Affiliation:
1. Universidade Estadual de Campinas, Brasil
Abstract
ABSTRACT Purpose To analyze the influence of temperature on the flow/texture of different foods, immediately after preparation and after one hour, and 2) To compare the influence of varying the cook in food preparation, in relation to food flow. Methods This is a quantitative and experimental study. The IDDSI standardized flow test was used to evaluate the remaining volume in the syringe and the levels of foods (porridge, smoothie, liquid soup, and pureed light soup) prepared by different cooks, in triplicate, at time zero (T0) and after one hour (T1). Results Differences in temperature were observed in all foods at T0 and T1 (p < 0.05). The IDDSI level changed only in porridge, from level 3 to 4 (p = 0.043).
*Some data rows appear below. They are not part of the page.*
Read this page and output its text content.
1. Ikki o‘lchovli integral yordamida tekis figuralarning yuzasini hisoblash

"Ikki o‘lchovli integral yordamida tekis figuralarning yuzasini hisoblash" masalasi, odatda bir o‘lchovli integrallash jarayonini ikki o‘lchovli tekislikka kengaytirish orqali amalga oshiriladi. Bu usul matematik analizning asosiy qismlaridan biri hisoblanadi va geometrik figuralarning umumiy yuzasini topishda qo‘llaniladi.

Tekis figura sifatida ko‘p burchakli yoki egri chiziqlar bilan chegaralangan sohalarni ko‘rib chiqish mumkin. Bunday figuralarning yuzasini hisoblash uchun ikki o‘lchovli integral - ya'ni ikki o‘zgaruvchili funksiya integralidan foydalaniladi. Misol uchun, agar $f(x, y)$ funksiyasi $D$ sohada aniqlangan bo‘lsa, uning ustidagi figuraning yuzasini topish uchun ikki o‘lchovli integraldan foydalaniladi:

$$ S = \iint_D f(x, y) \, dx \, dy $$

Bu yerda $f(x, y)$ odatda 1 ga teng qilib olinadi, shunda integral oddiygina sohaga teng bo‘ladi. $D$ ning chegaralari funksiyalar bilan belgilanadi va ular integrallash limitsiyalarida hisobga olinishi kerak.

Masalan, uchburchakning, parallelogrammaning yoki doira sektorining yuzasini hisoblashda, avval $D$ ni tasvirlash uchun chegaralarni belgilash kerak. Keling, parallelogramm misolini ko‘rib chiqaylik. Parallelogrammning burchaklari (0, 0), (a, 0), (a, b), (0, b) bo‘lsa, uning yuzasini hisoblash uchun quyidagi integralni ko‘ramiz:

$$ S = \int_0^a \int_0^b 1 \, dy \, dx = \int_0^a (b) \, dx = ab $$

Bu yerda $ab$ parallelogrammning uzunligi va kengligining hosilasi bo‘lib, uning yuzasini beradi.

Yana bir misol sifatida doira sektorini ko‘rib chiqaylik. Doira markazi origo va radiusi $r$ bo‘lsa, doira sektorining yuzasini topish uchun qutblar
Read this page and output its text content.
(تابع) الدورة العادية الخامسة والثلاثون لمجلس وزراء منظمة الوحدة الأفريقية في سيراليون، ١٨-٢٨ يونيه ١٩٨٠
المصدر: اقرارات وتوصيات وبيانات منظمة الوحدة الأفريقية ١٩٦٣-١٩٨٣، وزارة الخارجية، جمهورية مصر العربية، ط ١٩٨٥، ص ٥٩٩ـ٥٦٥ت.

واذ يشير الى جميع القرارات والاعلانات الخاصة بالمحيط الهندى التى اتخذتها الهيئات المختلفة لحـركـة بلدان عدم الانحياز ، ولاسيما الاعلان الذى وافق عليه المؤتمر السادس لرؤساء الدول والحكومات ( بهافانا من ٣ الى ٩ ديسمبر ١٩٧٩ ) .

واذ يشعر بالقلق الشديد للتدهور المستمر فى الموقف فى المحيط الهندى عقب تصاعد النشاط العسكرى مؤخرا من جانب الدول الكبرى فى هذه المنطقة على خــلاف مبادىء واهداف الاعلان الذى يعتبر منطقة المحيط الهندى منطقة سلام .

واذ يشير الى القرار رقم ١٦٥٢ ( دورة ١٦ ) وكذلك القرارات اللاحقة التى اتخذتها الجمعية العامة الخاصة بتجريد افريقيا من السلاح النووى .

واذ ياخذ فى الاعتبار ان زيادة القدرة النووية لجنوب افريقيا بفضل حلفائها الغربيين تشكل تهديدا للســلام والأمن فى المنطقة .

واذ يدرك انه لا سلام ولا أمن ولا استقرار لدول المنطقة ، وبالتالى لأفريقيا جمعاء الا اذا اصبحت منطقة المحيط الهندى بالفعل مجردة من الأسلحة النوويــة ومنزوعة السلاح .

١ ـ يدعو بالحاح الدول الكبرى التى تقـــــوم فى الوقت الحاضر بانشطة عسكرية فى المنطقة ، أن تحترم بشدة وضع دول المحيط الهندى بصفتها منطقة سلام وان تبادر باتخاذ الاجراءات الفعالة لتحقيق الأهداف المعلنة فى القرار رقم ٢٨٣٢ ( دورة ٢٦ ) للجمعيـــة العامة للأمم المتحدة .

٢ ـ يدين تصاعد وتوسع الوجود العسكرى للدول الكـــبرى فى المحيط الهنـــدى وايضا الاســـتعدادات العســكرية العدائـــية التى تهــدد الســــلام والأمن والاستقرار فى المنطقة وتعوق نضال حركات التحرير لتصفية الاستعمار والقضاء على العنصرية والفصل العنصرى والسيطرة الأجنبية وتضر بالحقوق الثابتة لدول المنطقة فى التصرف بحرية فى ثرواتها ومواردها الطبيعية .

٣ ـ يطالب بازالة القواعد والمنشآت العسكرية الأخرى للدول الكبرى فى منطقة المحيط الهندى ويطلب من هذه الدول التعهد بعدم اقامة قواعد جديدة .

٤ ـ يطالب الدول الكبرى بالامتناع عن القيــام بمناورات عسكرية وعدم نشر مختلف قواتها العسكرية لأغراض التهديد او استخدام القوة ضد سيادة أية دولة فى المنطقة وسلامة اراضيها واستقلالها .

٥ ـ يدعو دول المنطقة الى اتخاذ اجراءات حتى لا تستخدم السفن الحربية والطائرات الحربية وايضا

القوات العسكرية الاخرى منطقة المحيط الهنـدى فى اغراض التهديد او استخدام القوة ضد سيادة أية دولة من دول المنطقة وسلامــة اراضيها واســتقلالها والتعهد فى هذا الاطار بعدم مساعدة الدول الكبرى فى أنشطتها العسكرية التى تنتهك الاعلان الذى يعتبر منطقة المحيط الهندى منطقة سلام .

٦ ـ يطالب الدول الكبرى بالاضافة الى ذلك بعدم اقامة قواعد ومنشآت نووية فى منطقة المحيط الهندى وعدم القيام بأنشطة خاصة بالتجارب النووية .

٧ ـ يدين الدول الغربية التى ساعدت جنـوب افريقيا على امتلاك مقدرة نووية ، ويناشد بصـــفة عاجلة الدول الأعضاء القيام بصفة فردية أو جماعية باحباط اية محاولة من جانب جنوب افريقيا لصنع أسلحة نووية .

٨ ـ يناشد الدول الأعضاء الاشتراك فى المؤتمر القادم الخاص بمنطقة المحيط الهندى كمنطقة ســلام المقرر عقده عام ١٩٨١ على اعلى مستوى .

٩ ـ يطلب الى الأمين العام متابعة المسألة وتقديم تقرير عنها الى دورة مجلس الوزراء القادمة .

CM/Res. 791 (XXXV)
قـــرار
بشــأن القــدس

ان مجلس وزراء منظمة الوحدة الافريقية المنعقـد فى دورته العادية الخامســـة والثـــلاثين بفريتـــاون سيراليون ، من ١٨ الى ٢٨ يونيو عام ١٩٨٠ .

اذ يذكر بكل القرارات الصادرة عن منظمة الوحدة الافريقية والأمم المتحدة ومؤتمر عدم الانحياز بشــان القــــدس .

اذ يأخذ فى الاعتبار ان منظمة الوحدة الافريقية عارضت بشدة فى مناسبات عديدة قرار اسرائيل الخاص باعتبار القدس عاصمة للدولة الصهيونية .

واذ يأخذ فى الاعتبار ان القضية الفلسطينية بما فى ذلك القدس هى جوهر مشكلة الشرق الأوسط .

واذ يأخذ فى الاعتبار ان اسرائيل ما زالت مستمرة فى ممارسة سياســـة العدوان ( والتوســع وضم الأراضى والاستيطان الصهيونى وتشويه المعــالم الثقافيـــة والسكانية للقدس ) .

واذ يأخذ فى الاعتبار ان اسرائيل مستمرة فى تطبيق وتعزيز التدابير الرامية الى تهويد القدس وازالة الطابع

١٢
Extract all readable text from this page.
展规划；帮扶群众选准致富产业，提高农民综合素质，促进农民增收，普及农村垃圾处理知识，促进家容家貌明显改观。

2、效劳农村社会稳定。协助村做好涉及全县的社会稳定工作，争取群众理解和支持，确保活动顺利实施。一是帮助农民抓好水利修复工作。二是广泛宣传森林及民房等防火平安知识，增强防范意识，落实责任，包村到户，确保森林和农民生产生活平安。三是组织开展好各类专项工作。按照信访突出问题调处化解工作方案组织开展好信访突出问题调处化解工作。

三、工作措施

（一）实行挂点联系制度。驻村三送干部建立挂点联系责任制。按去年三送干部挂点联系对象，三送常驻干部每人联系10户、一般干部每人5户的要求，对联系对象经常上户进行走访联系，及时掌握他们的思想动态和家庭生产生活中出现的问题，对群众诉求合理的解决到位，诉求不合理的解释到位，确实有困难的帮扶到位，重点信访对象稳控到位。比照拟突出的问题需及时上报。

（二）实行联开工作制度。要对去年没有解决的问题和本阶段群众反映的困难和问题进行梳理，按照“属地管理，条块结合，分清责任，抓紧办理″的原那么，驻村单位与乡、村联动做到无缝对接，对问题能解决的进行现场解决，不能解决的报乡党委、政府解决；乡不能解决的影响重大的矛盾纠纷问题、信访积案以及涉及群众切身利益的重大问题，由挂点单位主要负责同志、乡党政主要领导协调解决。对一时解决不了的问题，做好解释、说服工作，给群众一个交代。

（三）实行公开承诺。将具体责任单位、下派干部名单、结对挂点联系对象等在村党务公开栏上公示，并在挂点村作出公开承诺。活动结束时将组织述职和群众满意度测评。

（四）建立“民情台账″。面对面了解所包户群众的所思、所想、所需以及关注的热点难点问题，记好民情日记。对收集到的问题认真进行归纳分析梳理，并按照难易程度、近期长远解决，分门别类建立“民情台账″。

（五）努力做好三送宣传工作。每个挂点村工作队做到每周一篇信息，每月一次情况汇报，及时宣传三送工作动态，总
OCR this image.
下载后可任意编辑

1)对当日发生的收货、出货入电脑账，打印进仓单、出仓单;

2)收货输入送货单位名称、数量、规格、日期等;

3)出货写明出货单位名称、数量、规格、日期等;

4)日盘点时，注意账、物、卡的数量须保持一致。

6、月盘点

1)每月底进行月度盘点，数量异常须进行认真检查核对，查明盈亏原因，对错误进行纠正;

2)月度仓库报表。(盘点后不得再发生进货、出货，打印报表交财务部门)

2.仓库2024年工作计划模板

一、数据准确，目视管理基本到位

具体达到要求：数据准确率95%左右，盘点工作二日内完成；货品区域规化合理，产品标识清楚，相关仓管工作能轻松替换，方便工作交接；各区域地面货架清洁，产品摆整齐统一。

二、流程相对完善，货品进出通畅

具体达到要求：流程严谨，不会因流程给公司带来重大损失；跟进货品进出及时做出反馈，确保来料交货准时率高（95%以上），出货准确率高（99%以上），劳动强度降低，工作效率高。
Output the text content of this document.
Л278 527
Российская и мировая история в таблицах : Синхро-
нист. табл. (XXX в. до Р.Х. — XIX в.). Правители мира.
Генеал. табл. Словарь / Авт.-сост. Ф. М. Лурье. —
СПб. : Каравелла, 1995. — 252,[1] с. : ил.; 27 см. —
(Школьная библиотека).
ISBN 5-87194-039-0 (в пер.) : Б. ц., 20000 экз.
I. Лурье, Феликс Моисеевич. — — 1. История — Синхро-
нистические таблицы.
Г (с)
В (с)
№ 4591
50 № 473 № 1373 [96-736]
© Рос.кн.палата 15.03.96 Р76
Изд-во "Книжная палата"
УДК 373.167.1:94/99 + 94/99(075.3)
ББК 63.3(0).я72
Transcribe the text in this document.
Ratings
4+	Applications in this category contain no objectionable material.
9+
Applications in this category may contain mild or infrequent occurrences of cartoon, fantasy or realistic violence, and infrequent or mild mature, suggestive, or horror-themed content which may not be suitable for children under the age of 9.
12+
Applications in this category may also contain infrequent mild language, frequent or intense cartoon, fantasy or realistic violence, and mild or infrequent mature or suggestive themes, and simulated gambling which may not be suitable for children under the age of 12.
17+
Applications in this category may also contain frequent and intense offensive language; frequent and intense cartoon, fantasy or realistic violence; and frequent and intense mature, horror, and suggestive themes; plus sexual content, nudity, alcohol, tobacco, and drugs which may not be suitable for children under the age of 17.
Modifications were observed in the preparation by different cooks for smoothie, on the 2nd and 3rd day (p = 0.049), from level 3 to 4 of IDDSI. In porridge, on the 1st and 3rd day (p = 0.048) and 2nd and 3rd day (p = 0.048), with a change from level 4 to 3 of IDDSI. Conclusion The temperature of all foods differed within the one-hour interval, with modifications in the flow test and in the IDDSI levels, from level 3 to 4, only for porridge. Different cooks prepared the smoothie and porridge with different characteristics, resulting in changes from level 3 to 4 in both foods.